Zgadza się. Ja na przykład zawsze chciałam związać moje życie zawodowe z modą. Chciałam być projektantką mody, ale okazało się, że makijaż jest jeszcze bliższy mojemu sercu. Makijaż od zawsze kojarzyłam z Sephora i wiedziałam, że moją pierwszą pracę rozpocznę właśnie w tej firmie. W tym roku mija piętnaście lat odkąd ta przygoda ze światem piękna się zaczęła. To właśnie w Sephora spotkały mnie największe zawodowe sukcesy, przygody, życiowe momenty. Bardzo ciężko pracowałam, zawsze mi się chciało, miałam i mam świetny zespół, fajnych szefów, którzy mnie mobilizują do pracy, doceniają i co najlepsze – wspierają w nawet najbardziej szalonych projektach. Nigdy nie bałam się pytać kiedy czegoś nie wiedziałam, zawsze chciałam się uczyć czegoś nowego, miałam i mam głowę pełną pomysłów. Umiem cieszyć się z małych rzeczy. Doceniam drobne gesty. Uwielbiam pracę z ludźmi i walczę o ludzi. Definicja sukcesu w moim przypadku jest złożona, ale wiem jedno – na wszystko miałam wpływ sama. Gdyby mi się nie chciało, na jakimkolwiek etapie, nic fajnego w życiu zawodowym raczej by mnie nie spotkało.

Do czego chcielibyście zainspirować kobiety, które sięgną po szminki z serii LipStories?

Lip Stories to kolekcja dająca swobodę wyboru. To paleta 30 odcieni w fantazyjnych opakowaniach inspirowanych #InstagramStories. Chcemy poprzez nie zainspirować kobiety do tego, aby wybrały kolor, który zawsze im się podobał, ale może nigdy wcześniej nie miały odwagi go przetestować. Zachęcamy, by wśród opakowań odnaleźć to, na którym grafika wywołuje jakieś fantastyczne wspomnienia, czy skojarzenia, dzięki którym będą eksperymentowały, bawiły się makijażem. Cena szminek jest bardzo przystępna – 29 zł, więc śmiało można skusić się nawet na kilka różnych kolorów.

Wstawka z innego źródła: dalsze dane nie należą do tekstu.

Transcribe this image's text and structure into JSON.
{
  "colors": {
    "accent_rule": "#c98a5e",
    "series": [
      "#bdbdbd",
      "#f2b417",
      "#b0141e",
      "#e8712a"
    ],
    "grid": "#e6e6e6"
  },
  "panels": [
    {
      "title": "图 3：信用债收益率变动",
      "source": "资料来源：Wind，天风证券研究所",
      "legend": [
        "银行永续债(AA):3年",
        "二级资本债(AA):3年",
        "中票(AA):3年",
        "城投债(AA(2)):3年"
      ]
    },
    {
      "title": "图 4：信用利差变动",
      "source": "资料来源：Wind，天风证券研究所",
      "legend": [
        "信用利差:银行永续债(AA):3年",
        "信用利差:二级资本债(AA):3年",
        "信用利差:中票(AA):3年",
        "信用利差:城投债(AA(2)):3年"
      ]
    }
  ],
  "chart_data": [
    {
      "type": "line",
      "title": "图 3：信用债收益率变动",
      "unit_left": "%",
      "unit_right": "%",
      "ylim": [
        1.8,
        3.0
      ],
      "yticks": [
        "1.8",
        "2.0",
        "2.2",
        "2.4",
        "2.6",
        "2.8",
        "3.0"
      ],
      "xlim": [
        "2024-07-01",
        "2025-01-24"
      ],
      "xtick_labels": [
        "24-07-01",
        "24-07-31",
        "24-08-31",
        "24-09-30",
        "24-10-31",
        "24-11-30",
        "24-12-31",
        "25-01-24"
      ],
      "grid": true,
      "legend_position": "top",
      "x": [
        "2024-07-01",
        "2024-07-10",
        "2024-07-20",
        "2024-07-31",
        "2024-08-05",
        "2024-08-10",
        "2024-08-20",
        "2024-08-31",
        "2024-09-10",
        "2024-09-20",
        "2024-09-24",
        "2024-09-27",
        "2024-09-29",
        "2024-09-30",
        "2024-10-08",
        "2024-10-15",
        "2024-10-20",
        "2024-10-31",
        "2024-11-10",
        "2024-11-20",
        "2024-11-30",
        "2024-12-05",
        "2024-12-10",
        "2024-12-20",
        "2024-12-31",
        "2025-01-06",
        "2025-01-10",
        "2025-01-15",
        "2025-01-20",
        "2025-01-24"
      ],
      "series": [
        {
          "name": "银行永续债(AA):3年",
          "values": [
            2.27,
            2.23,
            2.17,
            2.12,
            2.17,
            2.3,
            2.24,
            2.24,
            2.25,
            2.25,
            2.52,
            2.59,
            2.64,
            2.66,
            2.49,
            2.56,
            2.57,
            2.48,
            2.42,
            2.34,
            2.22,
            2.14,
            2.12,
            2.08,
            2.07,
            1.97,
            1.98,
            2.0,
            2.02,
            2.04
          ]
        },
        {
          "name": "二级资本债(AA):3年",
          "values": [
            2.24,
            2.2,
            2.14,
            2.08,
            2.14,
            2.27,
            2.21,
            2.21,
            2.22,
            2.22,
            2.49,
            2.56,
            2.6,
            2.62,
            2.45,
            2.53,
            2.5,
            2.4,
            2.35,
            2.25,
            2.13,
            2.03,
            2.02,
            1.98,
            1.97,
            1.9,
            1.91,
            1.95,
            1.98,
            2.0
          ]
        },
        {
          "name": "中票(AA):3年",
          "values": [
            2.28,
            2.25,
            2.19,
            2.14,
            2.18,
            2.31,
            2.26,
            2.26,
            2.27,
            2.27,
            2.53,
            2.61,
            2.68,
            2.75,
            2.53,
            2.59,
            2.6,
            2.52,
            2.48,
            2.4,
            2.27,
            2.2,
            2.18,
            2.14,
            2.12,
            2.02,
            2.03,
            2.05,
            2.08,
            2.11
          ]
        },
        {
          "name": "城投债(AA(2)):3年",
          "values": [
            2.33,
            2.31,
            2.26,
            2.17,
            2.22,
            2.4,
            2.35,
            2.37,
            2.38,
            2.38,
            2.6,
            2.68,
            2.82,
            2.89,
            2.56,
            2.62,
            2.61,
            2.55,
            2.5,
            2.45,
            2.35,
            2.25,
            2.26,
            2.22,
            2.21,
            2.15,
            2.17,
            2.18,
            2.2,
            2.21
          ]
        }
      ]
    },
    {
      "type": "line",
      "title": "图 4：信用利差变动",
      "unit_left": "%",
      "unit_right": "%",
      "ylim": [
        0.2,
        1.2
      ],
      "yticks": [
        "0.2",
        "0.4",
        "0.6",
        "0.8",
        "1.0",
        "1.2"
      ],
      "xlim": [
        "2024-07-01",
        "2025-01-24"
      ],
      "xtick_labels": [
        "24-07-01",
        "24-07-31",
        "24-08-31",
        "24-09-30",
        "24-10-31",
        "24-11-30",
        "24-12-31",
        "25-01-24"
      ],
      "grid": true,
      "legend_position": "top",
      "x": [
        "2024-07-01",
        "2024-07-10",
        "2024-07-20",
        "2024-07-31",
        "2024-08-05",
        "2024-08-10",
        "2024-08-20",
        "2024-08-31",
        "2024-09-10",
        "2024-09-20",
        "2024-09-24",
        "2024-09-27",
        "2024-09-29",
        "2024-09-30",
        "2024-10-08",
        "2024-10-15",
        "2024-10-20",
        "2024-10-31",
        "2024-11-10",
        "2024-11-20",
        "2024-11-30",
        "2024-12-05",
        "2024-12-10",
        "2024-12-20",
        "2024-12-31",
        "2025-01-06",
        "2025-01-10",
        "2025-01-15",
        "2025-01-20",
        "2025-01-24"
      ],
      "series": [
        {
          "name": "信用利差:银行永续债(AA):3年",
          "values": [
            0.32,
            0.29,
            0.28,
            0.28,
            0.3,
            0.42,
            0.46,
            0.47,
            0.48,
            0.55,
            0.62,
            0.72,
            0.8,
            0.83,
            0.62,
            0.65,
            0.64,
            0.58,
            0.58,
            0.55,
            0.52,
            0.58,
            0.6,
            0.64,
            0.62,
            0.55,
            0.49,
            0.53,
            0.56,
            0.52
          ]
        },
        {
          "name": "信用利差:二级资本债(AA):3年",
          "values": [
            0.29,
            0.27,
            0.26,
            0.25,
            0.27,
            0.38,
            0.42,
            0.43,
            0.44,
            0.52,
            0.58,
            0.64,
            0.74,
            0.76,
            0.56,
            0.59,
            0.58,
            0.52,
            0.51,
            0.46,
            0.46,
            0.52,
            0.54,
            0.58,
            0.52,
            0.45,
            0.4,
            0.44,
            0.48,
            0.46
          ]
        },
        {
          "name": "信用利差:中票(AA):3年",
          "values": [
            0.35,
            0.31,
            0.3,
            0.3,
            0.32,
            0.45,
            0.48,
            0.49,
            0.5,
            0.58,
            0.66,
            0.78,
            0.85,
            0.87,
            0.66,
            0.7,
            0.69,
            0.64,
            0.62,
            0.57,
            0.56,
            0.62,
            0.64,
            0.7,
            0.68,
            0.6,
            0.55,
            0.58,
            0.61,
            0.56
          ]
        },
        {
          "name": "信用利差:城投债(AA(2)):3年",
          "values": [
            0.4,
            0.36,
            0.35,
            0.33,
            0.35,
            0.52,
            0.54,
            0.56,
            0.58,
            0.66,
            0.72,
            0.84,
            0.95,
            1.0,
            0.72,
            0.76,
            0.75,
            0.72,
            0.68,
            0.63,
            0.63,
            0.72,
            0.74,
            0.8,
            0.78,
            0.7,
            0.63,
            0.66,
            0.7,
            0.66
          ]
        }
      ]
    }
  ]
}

Jedna z nich, dzięki wspólnej akcji Sephory i Fundacji Sukcesu Pisanego Szminką będzie wspierać kobiety. Nasza Fundacja działa m.in. na rzecz aktywizacji zawodowej kobiet i uczy kobiety tego, jak mogą radzić sobie z przeszkodami, które pojawiają się na ich drodze. Przekonujemy je, że każdą z nas stać na sukces. A co Wy chcielibyście przekazać kobietom dzięki tej akcji?

Sephora w Polsce oraz na świecie dodaje kobietom wiary we własne możliwości. Inspirujemy, uczymy, podpowiadamy jak m.in. poprzez pracę nad własnym wizerunkiem, wejść na rynek pracy. Pomagamy też przekazując swoje biznesowe know how, na przykład poprzez wsparcie kobiecych start-upów kosmetycznych. Cieszę się, że dzięki współpracy z Fundacją pomożemy wspólnie rozwijać projekty szkoleń i warsztatów dla kobiet, które pracują nad samorealizacją zawodową.

Nasze wspólne Lip Story to opowieść o tym, że warto pokonywać granice, uczyć się, działać mimo strachu i rozwijać skrzydła? Co by Pani jeszcze dopisała do tej opowieści?

Najważniejsze dla mnie to spełniać swoje marzenia! Spełnienie marzeń tych małych czy tych większych, zawodowych czy prywatnych, to jeden z ważniejszych czynników, które wpływa na nasze szczęście w życiu.